Police have solved the mystery of a woman’s body found in a plastic drum at SMVT Bengaluru, India’s first air-conditioned railway terminal.
They have arrested three men for strangling 27-year-old Tamanna, stuffing her body in the drum and dumping it at the railway station on March 14.
The killers had broken her hands and legs in order to fit the body into the drum and seal it. They actually wanted to put the drum on a train to their home state of Bihar but chickened out after reaching the station around midnight on March 12. They left the drum near the entrance and scooted off.
A QR code on the drum helped police track them down.
Police believe that Tamanna was assaulted and killed by her husband’s brother and other relatives. They have arrested Kamaal, 21, Tanveer, 28, and Shakib, 25, and are hunting for the kingpin, Nawab.
Tamanna married Intekhab, a distant relative of her first husband Afroz, eight months ago. The couple lived near Jigani where Intekhab worked as an AC mechanic for a private firm.
The discovery of Tamanna’s decomposed body raised suspicions that a serial killer was on the prowl in Bengaluru.
Two women in their 30s have been found murdered at different railway stations in the city since December 2022. Both remain unidentified. One of the bodies was found in a similar drum.
Dr S K Soumyalatha, Superintendent of Police, Railways, said that there were no more similarities between the three cases.
Police investigations show that Tamanna married Afroz, a physically challenged person from Bihar, in 2020. She later got into an affair with their neighbour and Afroz’s distant relative, Intekhab. She eventually eloped with him to Bengaluru and reportedly married him.
Intekhab’s elder brother, Nawab, and his other relatives were not happy with his relationship with Tamanna. They believed that he had ruined the family’s reputation back home in Bihar.

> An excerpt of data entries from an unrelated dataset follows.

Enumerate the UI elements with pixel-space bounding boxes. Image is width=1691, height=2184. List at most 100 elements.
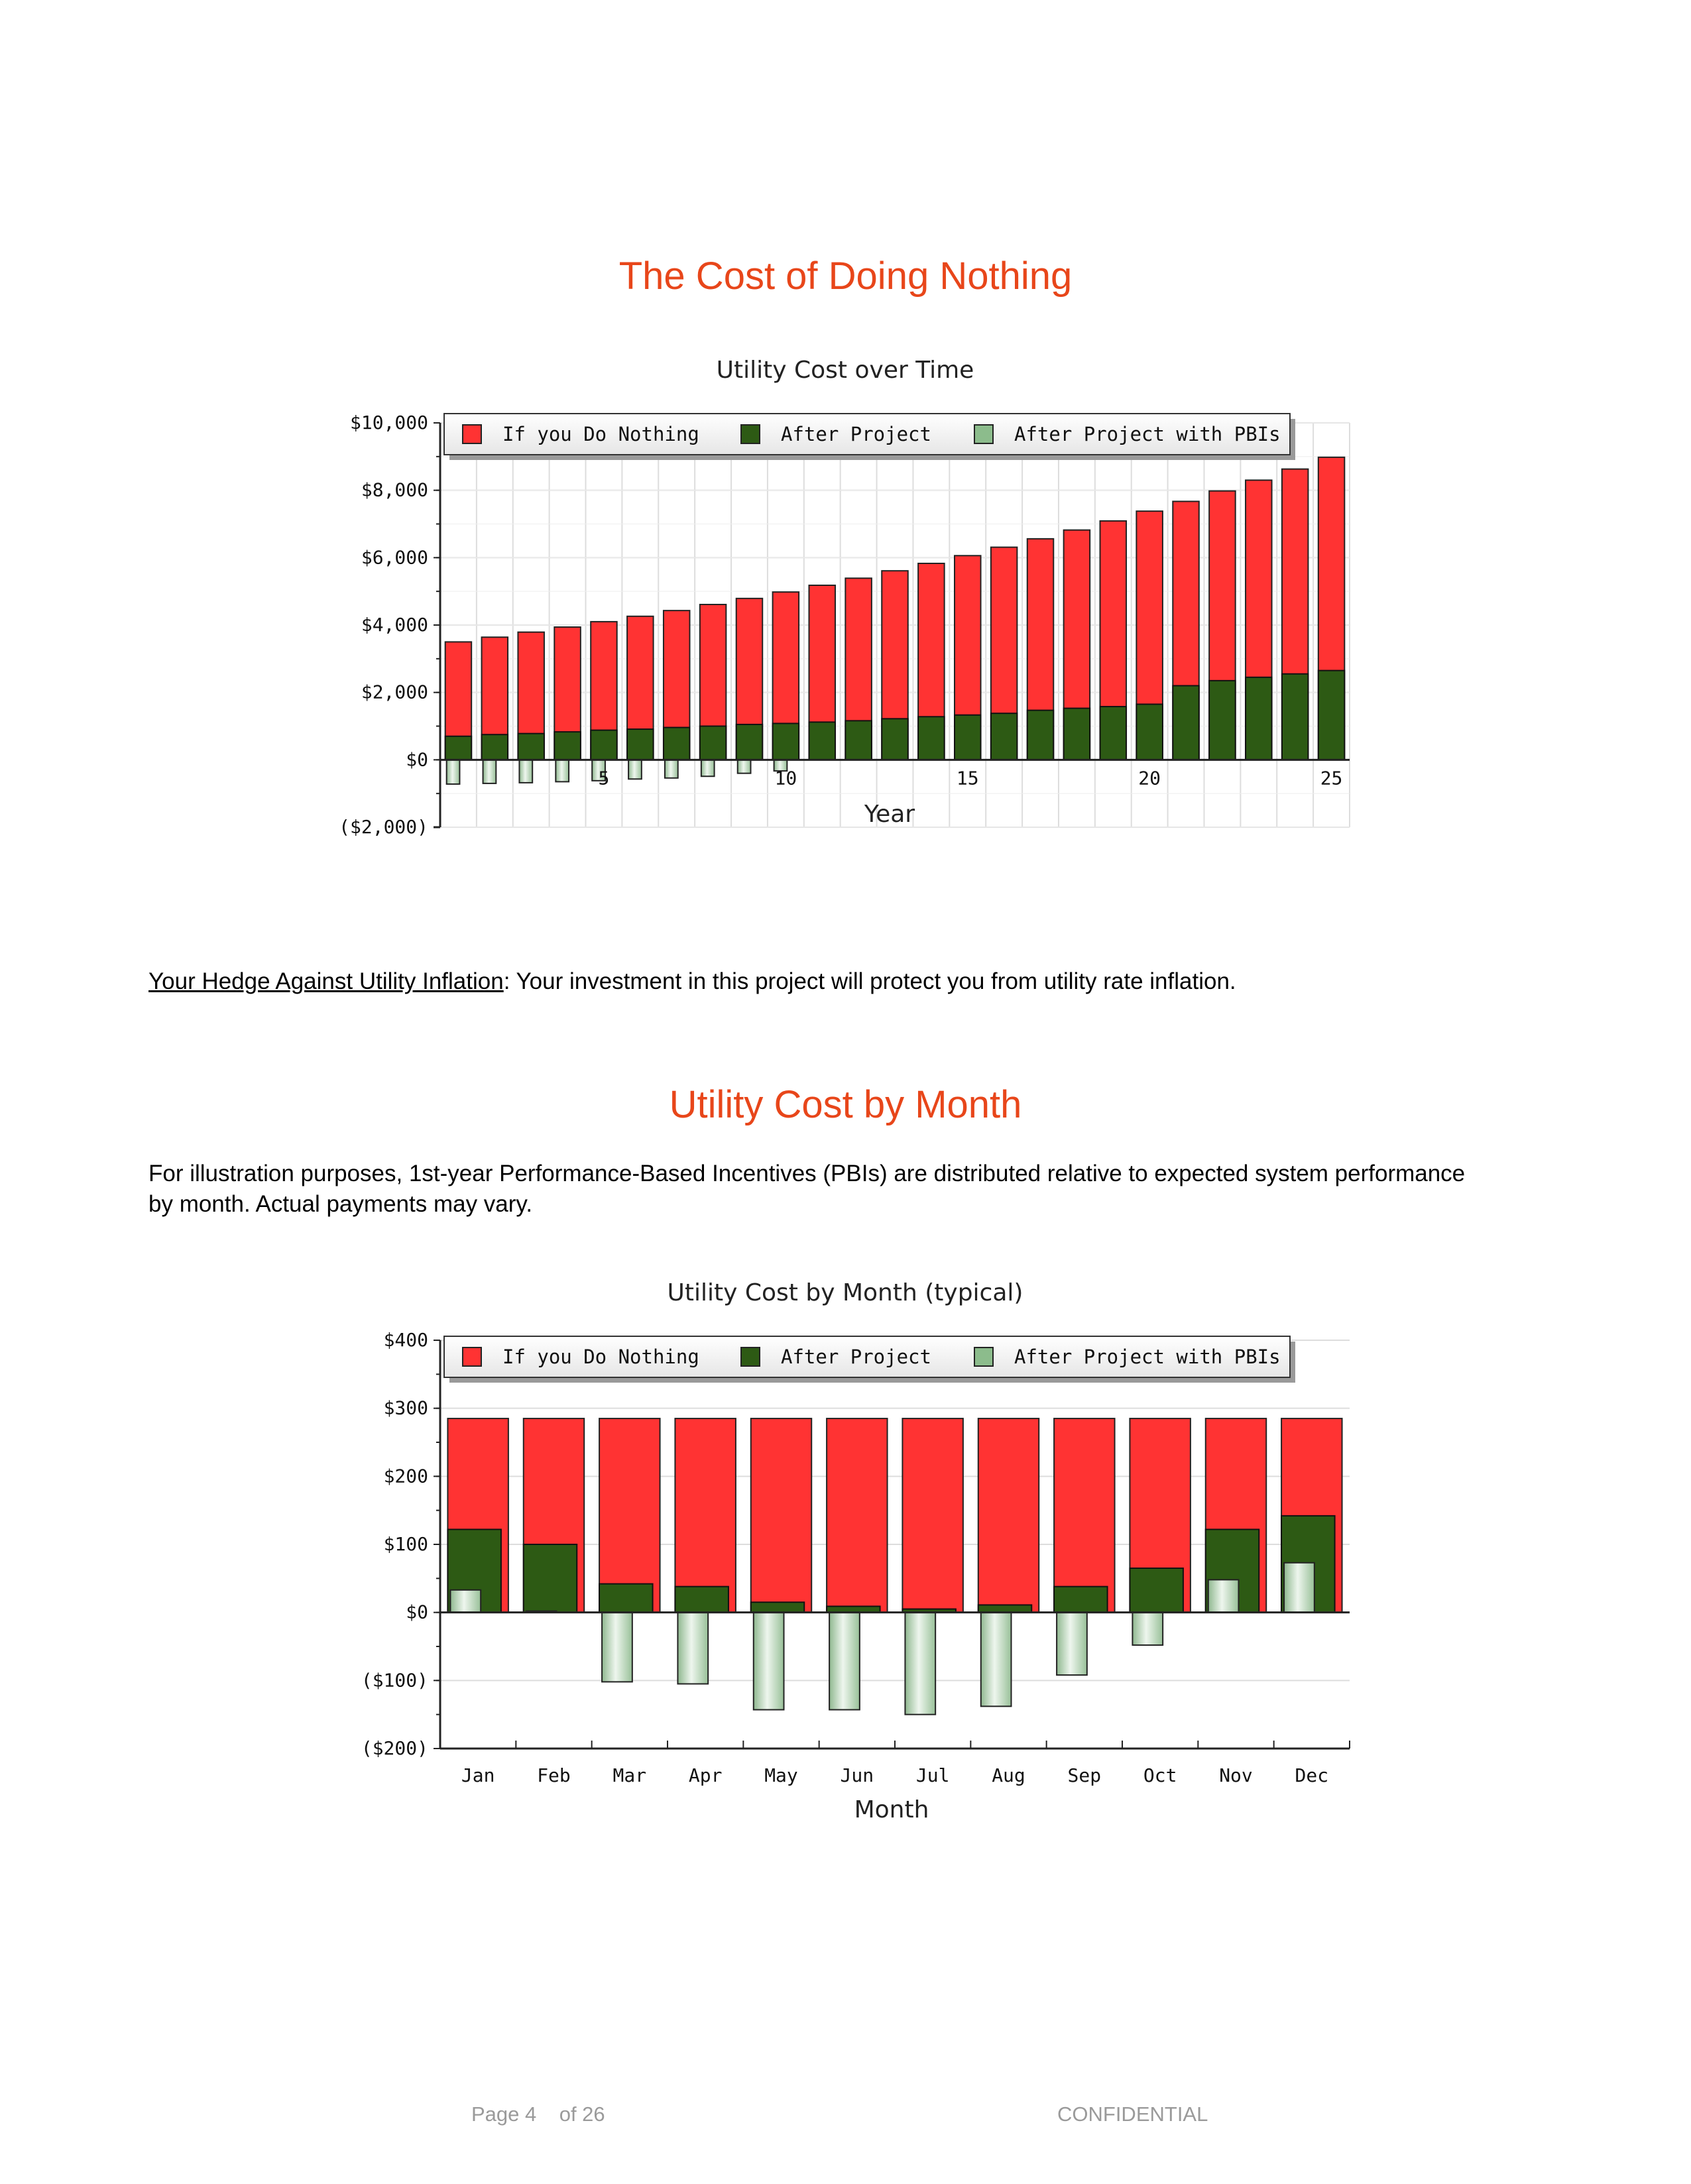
legend-label: After Project with PBIs <box>1014 423 1281 445</box>
chart-title: Utility Cost over Time <box>717 357 974 384</box>
legend-swatch <box>740 1347 760 1367</box>
x-tick-label: Jan <box>461 1764 495 1786</box>
legend-box <box>443 413 1291 455</box>
bar-after-project <box>554 731 581 761</box>
bar-after-project <box>772 722 800 761</box>
x-tick-label: Feb <box>537 1764 571 1786</box>
bar-after-project <box>1026 709 1055 761</box>
x-tick-label: Nov <box>1219 1764 1253 1786</box>
bar-after-project <box>1208 679 1236 761</box>
bar-after-project <box>599 1583 654 1613</box>
y-tick-label: $200 <box>384 1465 428 1487</box>
bar-after-project <box>1129 1567 1184 1613</box>
bar-do-nothing <box>750 1418 813 1613</box>
x-tick-label: May <box>764 1764 798 1786</box>
legend: If you Do Nothing After Project After Proj… <box>443 413 1295 460</box>
hedge-text: : Your investment in this project will p… <box>503 968 1236 994</box>
y-tick-label: $0 <box>406 1601 428 1623</box>
bar-after-project <box>1136 703 1163 761</box>
bar-after-project <box>1053 1585 1108 1613</box>
x-tick-label: Mar <box>613 1764 647 1786</box>
legend-swatch <box>974 424 994 444</box>
legend: If you Do Nothing After Project After Proj… <box>443 1336 1295 1383</box>
x-tick-label: 15 <box>957 767 979 789</box>
y-tick-label: ($2,000) <box>339 816 428 838</box>
legend-label: If you Do Nothing <box>502 1346 699 1368</box>
bar-after-project <box>954 714 982 761</box>
bar-after-project-pbi <box>555 759 570 783</box>
bar-after-project <box>517 732 545 761</box>
bar-after-project <box>522 1544 578 1613</box>
bar-after-project-pbi <box>445 759 461 785</box>
y-tick-label: $10,000 <box>350 412 428 433</box>
bar-after-project <box>977 1604 1033 1613</box>
x-axis-title: Month <box>854 1796 929 1823</box>
bar-after-project-pbi <box>677 1611 709 1685</box>
legend-label: After Project with PBIs <box>1014 1346 1281 1368</box>
y-tick-label: $6,000 <box>361 546 428 568</box>
utility-cost-over-time-chart: Utility Cost over Time $10,000 $8,000 $6,00… <box>339 357 1350 838</box>
legend-box <box>443 1336 1291 1378</box>
y-tick-label: $4,000 <box>361 614 428 636</box>
bar-after-project-pbi <box>1056 1611 1088 1676</box>
bar-after-project <box>1317 669 1346 761</box>
utility-cost-by-month-chart: Utility Cost by Month (typical) $400 $300 $… <box>361 1279 1350 1823</box>
bar-after-project <box>1063 707 1091 761</box>
bar-after-project-pbi <box>736 759 752 774</box>
x-axis-title: Year <box>864 801 915 828</box>
bar-do-nothing <box>674 1418 736 1613</box>
bar-after-project-pbi <box>904 1611 937 1715</box>
y-tick-label: $8,000 <box>361 479 428 501</box>
x-tick-label: Jul <box>916 1764 950 1786</box>
bar-after-project-pbi <box>829 1611 860 1711</box>
legend-swatch <box>740 424 760 444</box>
bar-after-project <box>881 718 909 761</box>
bar-after-project <box>735 723 764 761</box>
footer-page-total: of 26 <box>559 2102 605 2126</box>
bar-after-project <box>845 720 872 761</box>
legend-label: After Project <box>781 423 931 445</box>
x-tick-label: Sep <box>1068 1764 1102 1786</box>
y-tick-label: $100 <box>384 1533 428 1555</box>
bar-after-project <box>444 735 473 761</box>
section-title-cost-of-nothing: The Cost of Doing Nothing <box>618 255 1073 298</box>
footer-page: Page 4 of 26 <box>471 2102 605 2126</box>
bar-after-project-pbi <box>628 759 642 780</box>
x-tick-label: 5 <box>599 767 610 789</box>
x-tick-label: Dec <box>1295 1764 1329 1786</box>
pbi-paragraph: For illustration purposes, 1st-year Perf… <box>148 1161 1466 1217</box>
y-tick-label: $2,000 <box>361 681 428 703</box>
bar-after-project <box>808 721 836 761</box>
bar-after-project <box>626 728 654 761</box>
bar-do-nothing <box>902 1418 964 1613</box>
legend-swatch <box>462 424 482 444</box>
bar-after-project <box>590 729 618 761</box>
bar-after-project <box>1099 706 1128 761</box>
bar-after-project-pbi <box>482 759 497 784</box>
bar-after-project-pbi <box>601 1611 633 1683</box>
bar-do-nothing <box>977 1418 1040 1613</box>
bar-after-project-pbi <box>518 759 534 783</box>
x-tick-label: Jun <box>841 1764 874 1786</box>
bar-after-project <box>699 725 727 761</box>
y-tick-label: ($200) <box>361 1737 428 1759</box>
bar-after-project <box>1245 676 1273 761</box>
x-tick-label: 10 <box>775 767 797 789</box>
hedge-label: Your Hedge Against Utility Inflation <box>148 968 504 994</box>
bar-do-nothing <box>599 1418 661 1613</box>
x-tick-label: 25 <box>1320 767 1343 789</box>
bar-after-project-pbi <box>664 759 679 779</box>
legend-label: If you Do Nothing <box>502 423 699 445</box>
legend-label: After Project <box>781 1346 931 1368</box>
legend-swatch <box>974 1347 994 1367</box>
bar-after-project-pbi <box>980 1611 1012 1707</box>
bar-after-project <box>1172 685 1200 761</box>
bar-after-project <box>990 713 1018 761</box>
y-tick-label: $300 <box>384 1397 428 1419</box>
x-tick-label: Aug <box>992 1764 1025 1786</box>
bar-after-project-pbi <box>1207 1579 1240 1613</box>
legend-swatch <box>462 1347 482 1367</box>
bar-after-project <box>1281 673 1309 761</box>
hedge-paragraph: Your Hedge Against Utility Inflation: Yo… <box>148 966 1554 997</box>
bar-do-nothing <box>1053 1418 1116 1613</box>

Nawab decided to separate the couple and hatched a plan. On Sunday, he invited them over for lunch in Kalasipalyam. He and other relatives asked Intekhab to go back home alone, saying they would send Tamanna to Bihar by train.
Intekhab put up resistance but was helpless. He left Tamanna with a relative in Kalasipalyam and returned home. Later that evening, Nawab and others strangled Tamanna, stuffed the body in a drum and decided to keep it on a train to Bihar.
Police believe Intekhab wasn’t involved in the murder. They say he tried to find out if Tamanna had reached Bihar. When he didn’t find her whereabouts, he started looking for her.
A plain-clothesman later got in touch with him. He told him what had happened.